A valid BST is defined as follows:
- The left subtree of a node contains only nodes with keys less than the node's key.
- The right subtree of a node contains only nodes with keys greater than the node's key.
- Both the left and right subtrees must also be binary search trees.
Example 1:
Input: root = [2,1,3]
Output: true
Example 2:
Input: root = [5,1,4,null,null,3,6]
Output: false
Explanation: The root node's value is 5 but its right child's value is 4.
Constraints:
- The number of nodes in the tree is in the range
[1, 10^4]. -2^31 <= Node.val <= 2^31 - 1
Try this Problem on your own or check similar problems:
Solution:
- Java
- JavaScript
- Python
- C++
class Solution {
public boolean isValidBST(TreeNode root) {
return helper(root, null, null);
}
private boolean helper(TreeNode root, Integer minimumValue, Integer maximumValue){
if(root == null) return true;
if((minimumValue != null && root.val <= minimumValue) || (maximumValue != null && root.val >= maximumValue)) return false;
return helper(root.left, minimumValue, root.val) && helper(root.right, root.val, maximumValue);
}
}
/**
* Definition for a binary tree node.
* function TreeNode(val, left, right) {
* this.val = (val===undefined ? 0 : val)
* this.left = (left===undefined ? null : left)

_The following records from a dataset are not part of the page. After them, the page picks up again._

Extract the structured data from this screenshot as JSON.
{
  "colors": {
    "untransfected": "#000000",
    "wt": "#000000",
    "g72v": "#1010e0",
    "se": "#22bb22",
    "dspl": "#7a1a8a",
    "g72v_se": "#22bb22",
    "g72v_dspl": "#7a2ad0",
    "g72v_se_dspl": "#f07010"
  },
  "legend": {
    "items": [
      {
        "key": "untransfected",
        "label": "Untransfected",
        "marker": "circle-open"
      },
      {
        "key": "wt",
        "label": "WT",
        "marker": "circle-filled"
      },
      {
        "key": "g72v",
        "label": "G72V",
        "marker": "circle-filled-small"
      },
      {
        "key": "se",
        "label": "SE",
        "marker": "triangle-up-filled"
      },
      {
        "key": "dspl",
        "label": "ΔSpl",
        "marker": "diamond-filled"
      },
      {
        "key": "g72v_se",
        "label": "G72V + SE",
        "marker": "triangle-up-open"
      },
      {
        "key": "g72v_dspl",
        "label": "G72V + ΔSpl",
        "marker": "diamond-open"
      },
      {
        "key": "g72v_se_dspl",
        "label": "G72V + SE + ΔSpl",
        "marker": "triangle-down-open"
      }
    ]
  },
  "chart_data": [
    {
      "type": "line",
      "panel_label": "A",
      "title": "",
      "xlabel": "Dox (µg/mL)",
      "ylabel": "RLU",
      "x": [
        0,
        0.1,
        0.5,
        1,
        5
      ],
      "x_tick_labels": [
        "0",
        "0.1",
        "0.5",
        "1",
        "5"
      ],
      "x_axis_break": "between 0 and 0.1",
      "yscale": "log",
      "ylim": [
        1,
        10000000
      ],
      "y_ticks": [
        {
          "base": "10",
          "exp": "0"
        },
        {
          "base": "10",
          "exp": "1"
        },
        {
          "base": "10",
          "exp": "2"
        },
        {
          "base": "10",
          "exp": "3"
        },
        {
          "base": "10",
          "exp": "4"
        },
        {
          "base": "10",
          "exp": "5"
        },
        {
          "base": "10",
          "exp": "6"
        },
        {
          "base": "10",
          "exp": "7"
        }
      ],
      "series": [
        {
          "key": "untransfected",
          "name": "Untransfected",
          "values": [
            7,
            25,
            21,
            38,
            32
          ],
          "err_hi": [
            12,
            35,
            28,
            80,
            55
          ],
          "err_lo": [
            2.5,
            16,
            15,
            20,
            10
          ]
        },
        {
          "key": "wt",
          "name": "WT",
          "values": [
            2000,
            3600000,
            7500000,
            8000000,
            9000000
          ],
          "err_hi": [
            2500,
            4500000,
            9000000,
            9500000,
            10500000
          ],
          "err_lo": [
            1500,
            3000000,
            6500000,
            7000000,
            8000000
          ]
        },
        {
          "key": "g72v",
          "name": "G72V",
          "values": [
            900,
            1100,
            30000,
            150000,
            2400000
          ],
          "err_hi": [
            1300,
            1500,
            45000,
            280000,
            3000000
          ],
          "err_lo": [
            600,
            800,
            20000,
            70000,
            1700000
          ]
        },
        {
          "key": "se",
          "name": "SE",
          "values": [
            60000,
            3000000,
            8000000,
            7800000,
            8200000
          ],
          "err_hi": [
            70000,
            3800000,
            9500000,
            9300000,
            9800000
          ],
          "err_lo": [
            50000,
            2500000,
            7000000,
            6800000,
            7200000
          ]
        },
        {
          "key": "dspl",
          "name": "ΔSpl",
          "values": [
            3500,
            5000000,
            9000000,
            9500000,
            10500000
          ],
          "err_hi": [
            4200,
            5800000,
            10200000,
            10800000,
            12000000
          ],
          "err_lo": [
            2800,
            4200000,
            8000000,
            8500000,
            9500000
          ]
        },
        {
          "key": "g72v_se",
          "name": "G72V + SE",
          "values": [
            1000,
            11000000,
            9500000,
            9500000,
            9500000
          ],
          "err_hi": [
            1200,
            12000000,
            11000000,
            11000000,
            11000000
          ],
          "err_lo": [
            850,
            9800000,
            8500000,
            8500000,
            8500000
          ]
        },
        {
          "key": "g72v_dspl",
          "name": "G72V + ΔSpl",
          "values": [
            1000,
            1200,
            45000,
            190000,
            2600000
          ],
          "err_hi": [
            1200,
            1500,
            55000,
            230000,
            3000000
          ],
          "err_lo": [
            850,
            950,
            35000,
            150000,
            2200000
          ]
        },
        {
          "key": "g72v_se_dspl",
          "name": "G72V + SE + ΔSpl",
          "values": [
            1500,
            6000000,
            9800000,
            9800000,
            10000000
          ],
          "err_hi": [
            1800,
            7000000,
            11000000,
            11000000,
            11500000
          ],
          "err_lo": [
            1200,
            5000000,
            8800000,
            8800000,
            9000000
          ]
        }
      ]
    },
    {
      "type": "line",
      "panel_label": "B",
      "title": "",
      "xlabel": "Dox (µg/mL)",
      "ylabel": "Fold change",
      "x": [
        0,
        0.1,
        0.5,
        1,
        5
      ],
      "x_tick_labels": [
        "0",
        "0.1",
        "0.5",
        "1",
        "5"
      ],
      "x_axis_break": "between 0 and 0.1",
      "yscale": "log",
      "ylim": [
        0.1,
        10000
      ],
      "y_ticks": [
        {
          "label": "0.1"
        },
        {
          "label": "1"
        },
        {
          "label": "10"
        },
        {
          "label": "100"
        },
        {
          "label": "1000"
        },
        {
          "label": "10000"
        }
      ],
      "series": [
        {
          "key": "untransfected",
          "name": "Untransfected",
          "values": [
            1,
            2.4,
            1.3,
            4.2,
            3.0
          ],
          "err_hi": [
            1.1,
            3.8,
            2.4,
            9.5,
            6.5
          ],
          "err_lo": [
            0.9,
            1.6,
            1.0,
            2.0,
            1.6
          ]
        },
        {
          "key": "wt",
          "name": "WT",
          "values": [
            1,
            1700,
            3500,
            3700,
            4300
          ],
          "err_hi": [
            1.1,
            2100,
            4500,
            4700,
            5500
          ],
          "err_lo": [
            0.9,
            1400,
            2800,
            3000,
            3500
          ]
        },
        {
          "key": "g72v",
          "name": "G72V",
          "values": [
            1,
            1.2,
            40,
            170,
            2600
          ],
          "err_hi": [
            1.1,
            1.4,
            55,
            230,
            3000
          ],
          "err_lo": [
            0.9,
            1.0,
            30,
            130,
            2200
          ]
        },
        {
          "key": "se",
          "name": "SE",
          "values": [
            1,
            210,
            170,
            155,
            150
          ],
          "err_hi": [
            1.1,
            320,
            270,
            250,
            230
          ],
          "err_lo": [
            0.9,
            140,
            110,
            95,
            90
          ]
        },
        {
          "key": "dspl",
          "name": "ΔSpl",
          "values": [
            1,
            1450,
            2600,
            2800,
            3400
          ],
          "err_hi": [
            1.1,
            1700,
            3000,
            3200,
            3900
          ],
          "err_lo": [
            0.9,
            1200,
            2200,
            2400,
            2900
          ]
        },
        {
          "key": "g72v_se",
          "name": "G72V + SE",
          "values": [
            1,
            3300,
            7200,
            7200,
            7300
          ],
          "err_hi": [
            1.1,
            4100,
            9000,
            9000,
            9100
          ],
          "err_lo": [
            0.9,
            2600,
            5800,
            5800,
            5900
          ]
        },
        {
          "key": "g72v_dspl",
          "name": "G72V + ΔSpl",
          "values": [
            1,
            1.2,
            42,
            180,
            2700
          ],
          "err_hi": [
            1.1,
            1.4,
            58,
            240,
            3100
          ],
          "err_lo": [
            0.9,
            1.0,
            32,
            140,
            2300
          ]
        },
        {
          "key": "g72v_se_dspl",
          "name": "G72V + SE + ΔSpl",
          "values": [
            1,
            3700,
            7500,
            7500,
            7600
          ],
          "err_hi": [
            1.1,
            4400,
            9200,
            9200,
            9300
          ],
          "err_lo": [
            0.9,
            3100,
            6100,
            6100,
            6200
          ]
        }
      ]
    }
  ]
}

* this.right = (right===undefined ? null : right)
* }
*/
/**
* @param {TreeNode} root
* @return {boolean}
*/
var isValidBST = function (root) {
return helper(root, null, null);
};
function helper(root, minimumValue, maximumValue) {
if (root === null) return true;
if (
(minimumValue !== null && root.val <= minimumValue) ||
(maximumValue !== null && root.val >= maximumValue)
)
return false;
return (
helper(root.left, minimumValue, root.val) &&
helper(root.right, root.val, maximumValue)
);
}
# Definition for a binary tree node.
# class TreeNode:
# def __init__(self, val=0, left=None, right=None):
# self.val = val
# self.left = left
# self.right = right
class Solution:
def isValidBST(self, root: Optional[TreeNode]) -> bool:
return self.helper(root, float('-inf'), float('inf'))
def helper(self, root, minimumValue, maximumValue):
if root is None:
return True
if (minimumValue is not None and root.val <= minimumValue) or (maximumValue is not None and root.val >= maximumValue):
return False
return self.helper(root.left, minimumValue, root.val) and self.helper(root.right, root.val, maximumValue)
/**
* Definition for a binary tree node.
* struct TreeNode {
* int val;
* TreeNode *left;
* TreeNode *right;
* TreeNode() : val(0), left(nullptr), right(nullptr) {}
* TreeNode(int x) : val(x), left(nullptr), right(nullptr) {}
* TreeNode(int x, TreeNode *left, TreeNode *right) : val(x), left(left), right(right) {}
* };
*/
class Solution {
public:
bool isValidBST(TreeNode* root) {
return helper(root, nullptr, nullptr);
}
private:
bool helper(TreeNode* root, TreeNode* minNode, TreeNode* maxNode) {
if (root == nullptr)
return true;
if (minNode != nullptr && root->val <= minNode->val)
return false;
if (maxNode != nullptr && root->val >= maxNode->val)
return false;
return helper(root->left, minNode, root) && helper(root->right, root, maxNode);
}
};
Time/Space Complexity:
- Time Complexity: O(n)
- Space Complexity: O(n)
Explanation:
The recursive algorithm is actually explained by the problem statement, we check if the root val is in boundary and then check both left and right subtree passing the right boundaries to helper function (for left subtree, we know the maximum value can be that of the root, while for the right subtree we know that the minimum value must be the root value). We pass null as the initial value for minimumValue and maximumValue since node values can be Integer.MIN_VALUE = -2^31 or Integer.MAX_VALUE = 2^31 - 1, and we do the additional guard check for null value when checking the boundaries. The solution yields a linear space and time complexity (since for space we have a recursions stack for right and left skewed trees).